Identity fraud is a game of cat-and-mouse. For every new technique you develop to keep bad actors out, they’ll come up with a new way of getting around it.
A lot of those techniques are fairly rudimentary. But overall, fraud is getting harder to catch. Data from our Identity Fraud Report 2022 showed that the bar is getting higher. So while there might be more volume at the bottom end, what’s at the top is now more difficult to identify than ever before.
One area where we’ve seen an increased volume of fraud over the last year is replay attacks. Simpler access to tools to perpetrate the fraud have enabled fraudsters to send the same fraudulent documents and biometrics repeatedly. Businesses need to be aware of these ‘brute force’ attacks, and have systems in place to defend against them.
What are replay attacks?
There are lots of different ways to perform a replay attack. Replay attacks can happen physically or digitally, and involve the same false information being resubmitted repeatedly.
Physical attacks involve repeatedly submitting the same identity document, but with one detail changed each time. These can often be caught thanks to inconsistencies in formatting and data validation.
But digital replay attacks are often more sophisticated and can be harder to catch.
How digital replay attacks work
There are three main ways we’ve seen fraudsters perpetrate digital replay attacks this year. Replay attacks aim to avoid device and network detection, repeatedly, by either:
changing the device information;
changing the network information/conditions; or
sending fraudulent information to the identity verification system.
They can be performed on mobile or desktop devices, each of which provides different attack vectors for fraudsters to exploit. And they can be easily automated to be exploited multiple times.

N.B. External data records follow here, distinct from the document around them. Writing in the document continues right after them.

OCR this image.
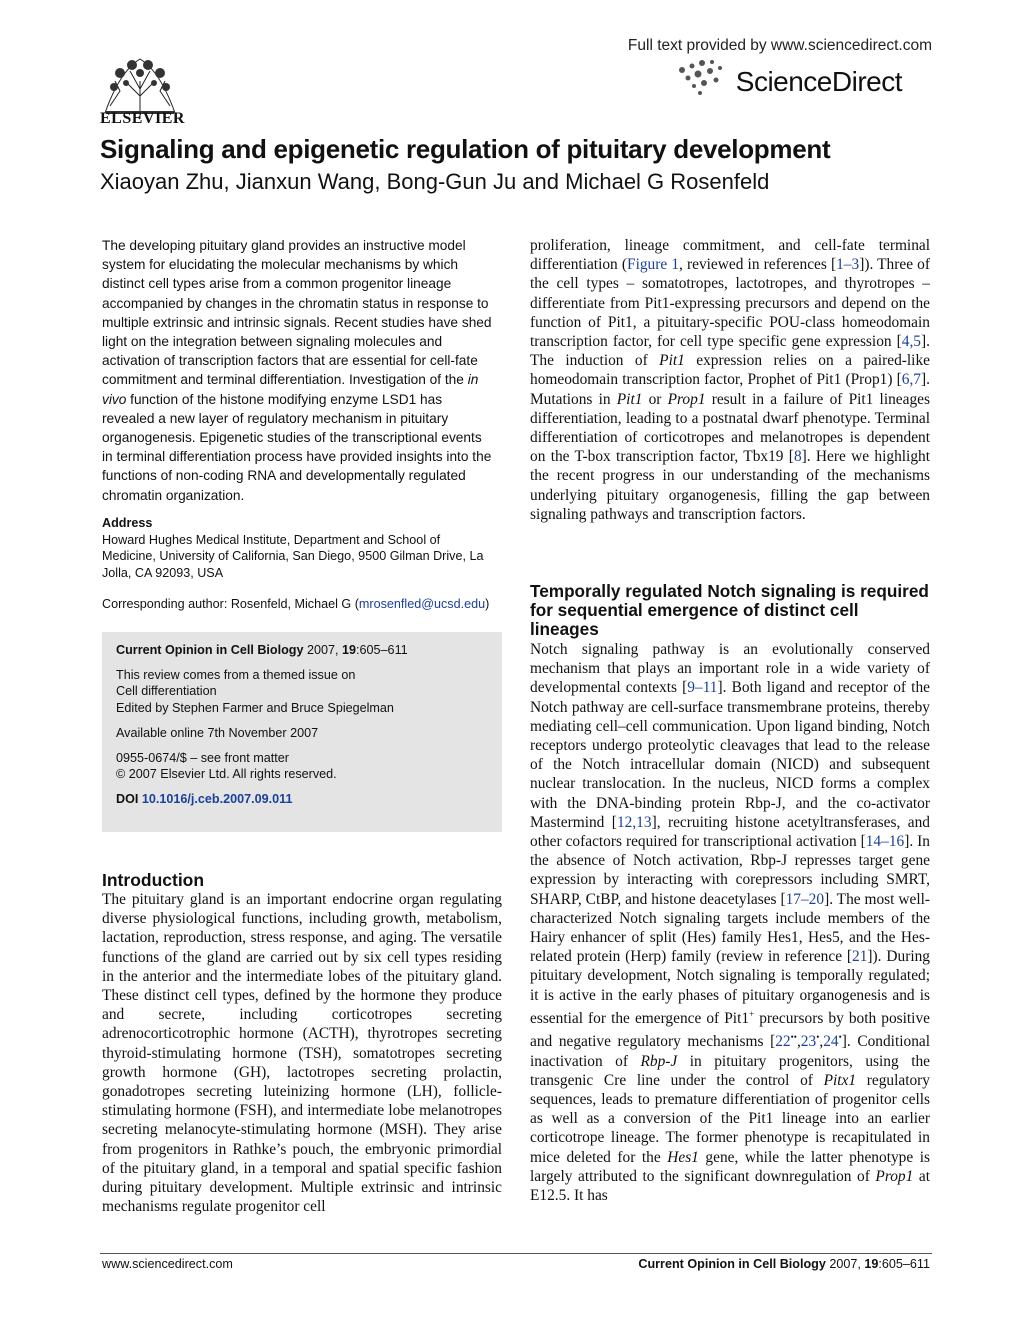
ELSEVIER
Full text provided by www.sciencedirect.com
ScienceDirect
Signaling and epigenetic regulation of pituitary development
Xiaoyan Zhu, Jianxun Wang, Bong-Gun Ju and Michael G Rosenfeld
The developing pituitary gland provides an instructive model system for elucidating the molecular mechanisms by which distinct cell types arise from a common progenitor lineage accompanied by changes in the chromatin status in response to multiple extrinsic and intrinsic signals. Recent studies have shed light on the integration between signaling molecules and activation of transcription factors that are essential for cell-fate commitment and terminal differentiation. Investigation of the in vivo function of the histone modifying enzyme LSD1 has revealed a new layer of regulatory mechanism in pituitary organogenesis. Epigenetic studies of the transcriptional events in terminal differentiation process have provided insights into the functions of non-coding RNA and developmentally regulated chromatin organization.
Address
Howard Hughes Medical Institute, Department and School of Medicine, University of California, San Diego, 9500 Gilman Drive, La Jolla, CA 92093, USA
Corresponding author: Rosenfeld, Michael G (mrosenfled@ucsd.edu)
Current Opinion in Cell Biology 2007, 19:605–611
This review comes from a themed issue on
Cell differentiation
Edited by Stephen Farmer and Bruce Spiegelman
Available online 7th November 2007
0955-0674/$ – see front matter
© 2007 Elsevier Ltd. All rights reserved.
DOI 10.1016/j.ceb.2007.09.011
Introduction
The pituitary gland is an important endocrine organ regulating diverse physiological functions, including growth, metabolism, lactation, reproduction, stress response, and aging. The versatile functions of the gland are carried out by six cell types residing in the anterior and the intermediate lobes of the pituitary gland. These distinct cell types, defined by the hormone they produce and secrete, including corticotropes secreting adrenocorticotrophic hormone (ACTH), thyrotropes secreting thyroid-stimulating hormone (TSH), somatotropes secreting growth hormone (GH), lactotropes secreting prolactin, gonadotropes secreting luteinizing hormone (LH), follicle-stimulating hormone (FSH), and intermediate lobe melanotropes secreting melanocyte-stimulating hormone (MSH). They arise from progenitors in Rathke’s pouch, the embryonic primordial of the pituitary gland, in a temporal and spatial specific fashion during pituitary development. Multiple extrinsic and intrinsic mechanisms regulate progenitor cell
proliferation, lineage commitment, and cell-fate terminal differentiation (Figure 1, reviewed in references [1–3]). Three of the cell types – somatotropes, lactotropes, and thyrotropes – differentiate from Pit1-expressing precursors and depend on the function of Pit1, a pituitary-specific POU-class homeodomain transcription factor, for cell type specific gene expression [4,5]. The induction of Pit1 expression relies on a paired-like homeodomain transcription factor, Prophet of Pit1 (Prop1) [6,7]. Mutations in Pit1 or Prop1 result in a failure of Pit1 lineages differentiation, leading to a postnatal dwarf phenotype. Terminal differentiation of corticotropes and melanotropes is dependent on the T-box transcription factor, Tbx19 [8]. Here we highlight the recent progress in our understanding of the mechanisms underlying pituitary organogenesis, filling the gap between signaling pathways and transcription factors.
Temporally regulated Notch signaling is required for sequential emergence of distinct cell lineages
Notch signaling pathway is an evolutionally conserved mechanism that plays an important role in a wide variety of developmental contexts [9–11]. Both ligand and receptor of the Notch pathway are cell-surface transmembrane proteins, thereby mediating cell–cell communication. Upon ligand binding, Notch receptors undergo proteolytic cleavages that lead to the release of the Notch intracellular domain (NICD) and subsequent nuclear translocation. In the nucleus, NICD forms a complex with the DNA-binding protein Rbp-J, and the co-activator Mastermind [12,13], recruiting histone acetyltransferases, and other cofactors required for transcriptional activation [14–16]. In the absence of Notch activation, Rbp-J represses target gene expression by interacting with corepressors including SMRT, SHARP, CtBP, and histone deacetylases [17–20]. The most well-characterized Notch signaling targets include members of the Hairy enhancer of split (Hes) family Hes1, Hes5, and the Hes-related protein (Herp) family (review in reference [21]). During pituitary development, Notch signaling is temporally regulated; it is active in the early phases of pituitary organogenesis and is essential for the emergence of Pit1+ precursors by both positive and negative regulatory mechanisms [22••,23•,24•]. Conditional inactivation of Rbp-J in pituitary progenitors, using the transgenic Cre line under the control of Pitx1 regulatory sequences, leads to premature differentiation of progenitor cells as well as a conversion of the Pit1 lineage into an earlier corticotrope lineage. The former phenotype is recapitulated in mice deleted for the Hes1 gene, while the latter phenotype is largely attributed to the significant downregulation of Prop1 at E12.5. It has
www.sciencedirect.com	Current Opinion in Cell Biology 2007, 19:605–611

How to protect against replay attacks
Replay attacks are easier to do on desktop than mobile because desktop devices are naturally more vulnerable to malware. You’ll notice that while you can often fall foul of viruses on your computer, you’ll almost never get one on your phone.
On mobile, iOS offers more protection than Android. That’s because Androids have a Developer mode which allows certain systems to be overridden and modified. This might be handy for some, but leaves them more open to attack. Likewise, Androids need to be able to accept different types of camera software, which provides multiple potential routes in for fraudsters.
By contrast, the more rigid iOS doesn’t allow devices to be bypassed, or for information to be sent to other applications without the user’s knowledge.
The future of replay attacks
But devices also contain a lot of information that, if used well, could help us head off replay attacks.
Biometric signals are limited – once you’ve worked through selfie and video liveness, there are only so many other unique biometrics you can capture to cross-reference an identity. While layering on things like fingerprints and iris scanning can add more certainty, they also add more friction.
Instead, device information could be used to match against and sense-check biometric information. There’s a lot of information a mobile device can give you via an SDK – like time, GPS, accelerometer, barometer, metadata, browser information and so on. Comparing something like time of day with the amount of light in a selfie could help determine whether an image is likely to be fraudulent or not. But while these types of fraud prevention techniques are still a developing field, they’re one IDV professionals are watching with interest.